使ってないのでなんともですが、個人的にはG2も別に不満なかったりする程度の使い方なので、気にならないでしょう。ゲームはほとんどしなくて、ユーティリティツールを使うばかりです。で、そういう使い方だとPixel 7はほとんど何も問題になりません。
サブスマホでPOCO F7を持っており、これはスペックではPixel 7を圧倒しているのですが、実際の使い勝手はPixel 7のほうが良いです。POCO F7はアプリのロードや文字入力の初動などに引っかかりを感じることがありますが、Pixel 7にはそれがありません。
なのでまぁ、Pixel 10以降さらに改善されているものと思いますが、私の使い方がユーティリティ寄り過ぎてあまり一般の参考にならないかもしれません。
まぁでも256GBで最新スマホだったらゲームやりたくなるかもしれないので、いざ使ってみると「最新の3Dゲームがスムーズじゃない!」とかは思ってしまう…のかなぁ。スペック追い求めるなら中華スマホになるように思います。でもそれだったらそもそもスマホじゃなくてゲーミングPCかグラボ買ってくださいって思ってしまう。高くなったとはいえ10万あったらさすがにまぁ動くグラボが買えますよ。PCを買おう!
で、Pixel 11買うんか?
なんの話でしたっけ。ああそうPixel 11。まぁなんだ、Pixel 7から買い替えるか?というのが僕の命題になるんですけれど。

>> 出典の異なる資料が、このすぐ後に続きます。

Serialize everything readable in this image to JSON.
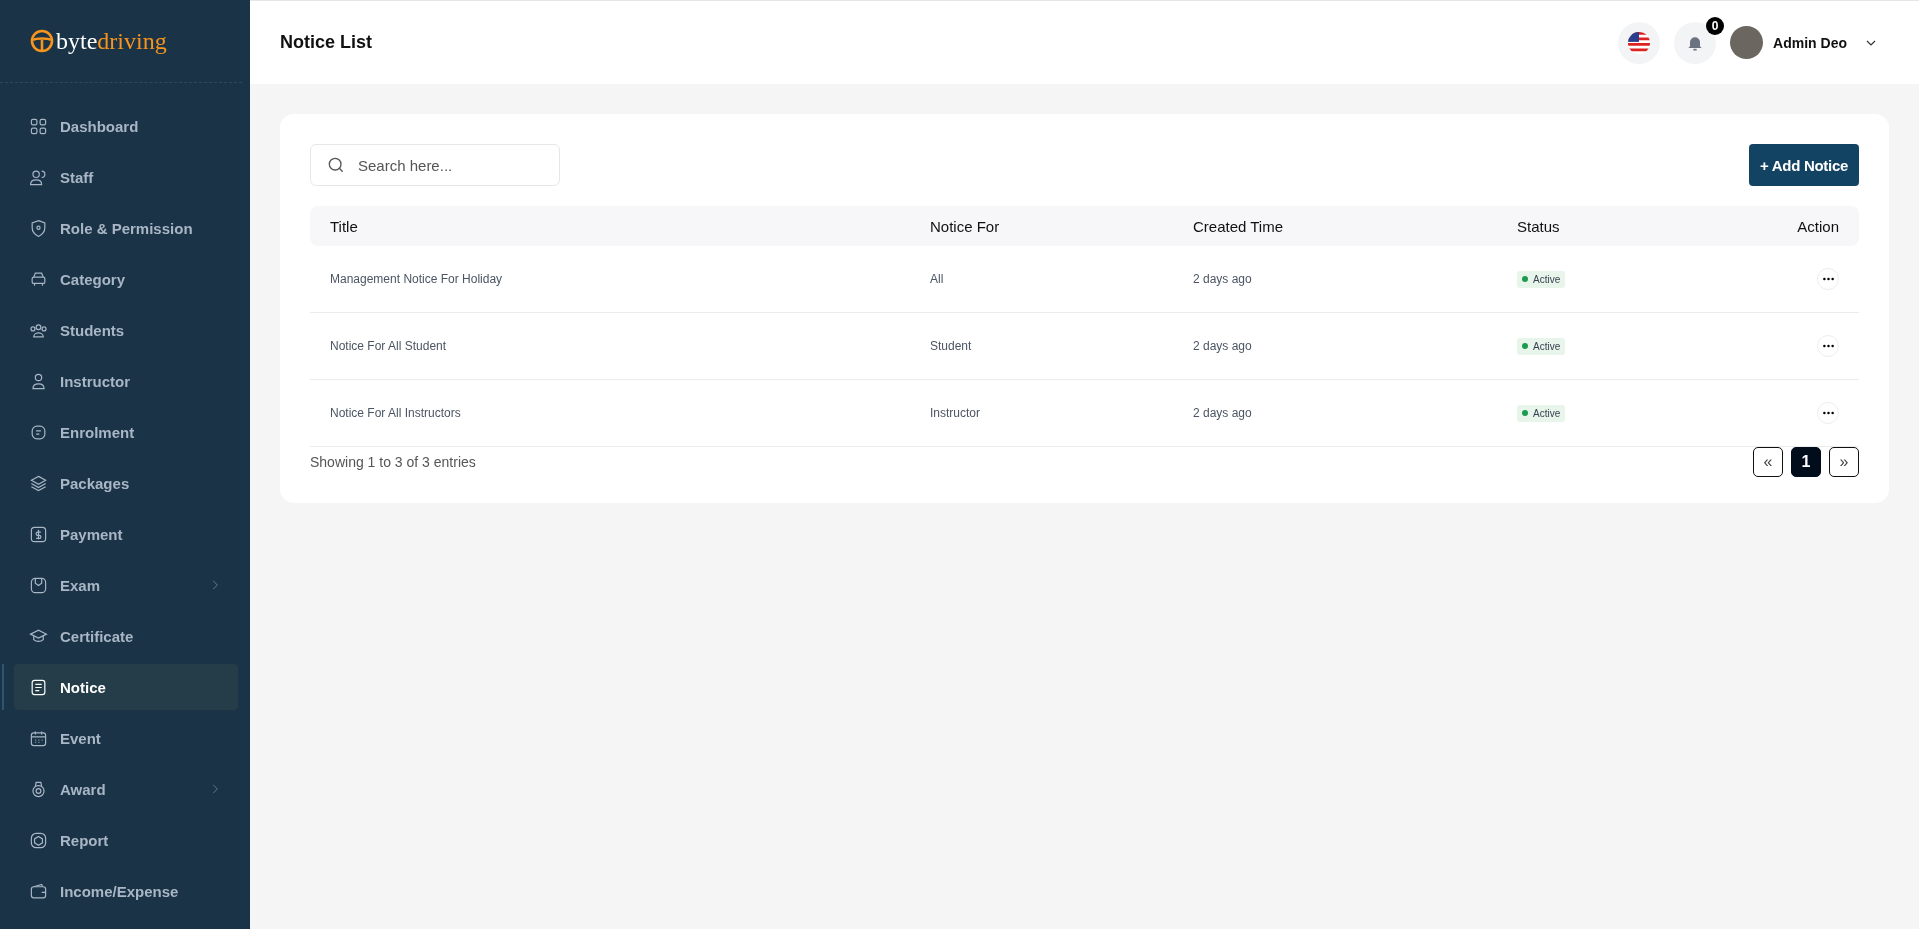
{
  "brand": {
    "prefix": "byte",
    "suffix": "driving"
  },
  "sidebar": {
    "items": [
      {
        "label": "Dashboard",
        "selected": false,
        "has_submenu": false
      },
      {
        "label": "Staff",
        "selected": false,
        "has_submenu": false
      },
      {
        "label": "Role & Permission",
        "selected": false,
        "has_submenu": false
      },
      {
        "label": "Category",
        "selected": false,
        "has_submenu": false
      },
      {
        "label": "Students",
        "selected": false,
        "has_submenu": false
      },
      {
        "label": "Instructor",
        "selected": false,
        "has_submenu": false
      },
      {
        "label": "Enrolment",
        "selected": false,
        "has_submenu": false
      },
      {
        "label": "Packages",
        "selected": false,
        "has_submenu": false
      },
      {
        "label": "Payment",
        "selected": false,
        "has_submenu": false
      },
      {
        "label": "Exam",
        "selected": false,
        "has_submenu": true
      },
      {
        "label": "Certificate",
        "selected": false,
        "has_submenu": false
      },
      {
        "label": "Notice",
        "selected": true,
        "has_submenu": false
      },
      {
        "label": "Event",
        "selected": false,
        "has_submenu": false
      },
      {
        "label": "Award",
        "selected": false,
        "has_submenu": true
      },
      {
        "label": "Report",
        "selected": false,
        "has_submenu": false
      },
      {
        "label": "Income/Expense",
        "selected": false,
        "has_submenu": false
      }
    ]
  },
  "header": {
    "title": "Notice List",
    "notification_count": "0",
    "user_name": "Admin Deo"
  },
  "toolbar": {
    "search": {
      "placeholder": "Search here..."
    },
    "add_button": "+ Add Notice"
  },
  "table": {
    "columns": [
      "Title",
      "Notice For",
      "Created Time",
      "Status",
      "Action"
    ],
    "rows": [
      {
        "title": "Management Notice For Holiday",
        "notice_for": "All",
        "created_time": "2 days ago",
        "status": "Active"
      },
      {
        "title": "Notice For All Student",
        "notice_for": "Student",
        "created_time": "2 days ago",
        "status": "Active"
      },
      {
        "title": "Notice For All Instructors",
        "notice_for": "Instructor",
        "created_time": "2 days ago",
        "status": "Active"
      }
    ]
  },
  "footer": {
    "summary": "Showing 1 to 3 of 3 entries",
    "prev": "«",
    "pages": [
      {
        "label": "1",
        "selected": true
      }
    ],
    "next": "»"
  }
}
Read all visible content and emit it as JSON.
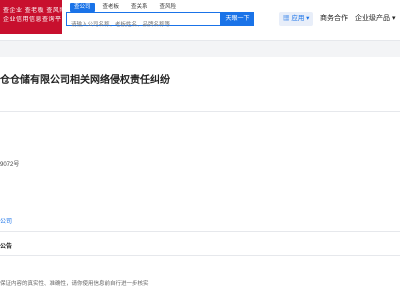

ま……いらないか。というか、10万円超える時点で射程外なんです。10万円あったらジャンクPC10台買います(狂人)。じゃあなんだったんだこの比較。や、もしかすると興奮するアプデがあるかなと思って…。
まぁサブスマホもありますし、正直2027年アプデ終わっても延々と使い続ける気しかしません。意識低いと言われるかもですが、しかし現実的にお金は無限にあるわけではありません。使えるものを使い続けること以上のエコはないしむしろ意識高い( ・`д・´)
現状もAndroidはアプデが実質終わった端末大量にあると思いますけれど、OSのバージョンが古いこと自体が直接的な原因で致命的な事態に陥った、という話はまず聞きませんしね。
他に気をつけることたくさんあると思います。端末を買い替えるより、各種サービスでMFAを有効にする、パスワードマネージャでパスワードを管理してパスワードを使い回さない、Web上でパスワードや暗証番号、クレカの入力を求められたら警戒する、怪しいサイトのよくわからん謎APKを落とさない、そういった泥臭い個人の対策のほうが重要です。
安全保障上の要人ではなく、またそのために賃金も限られている市民は、通説に踊らされず賢く生きていきましょうや。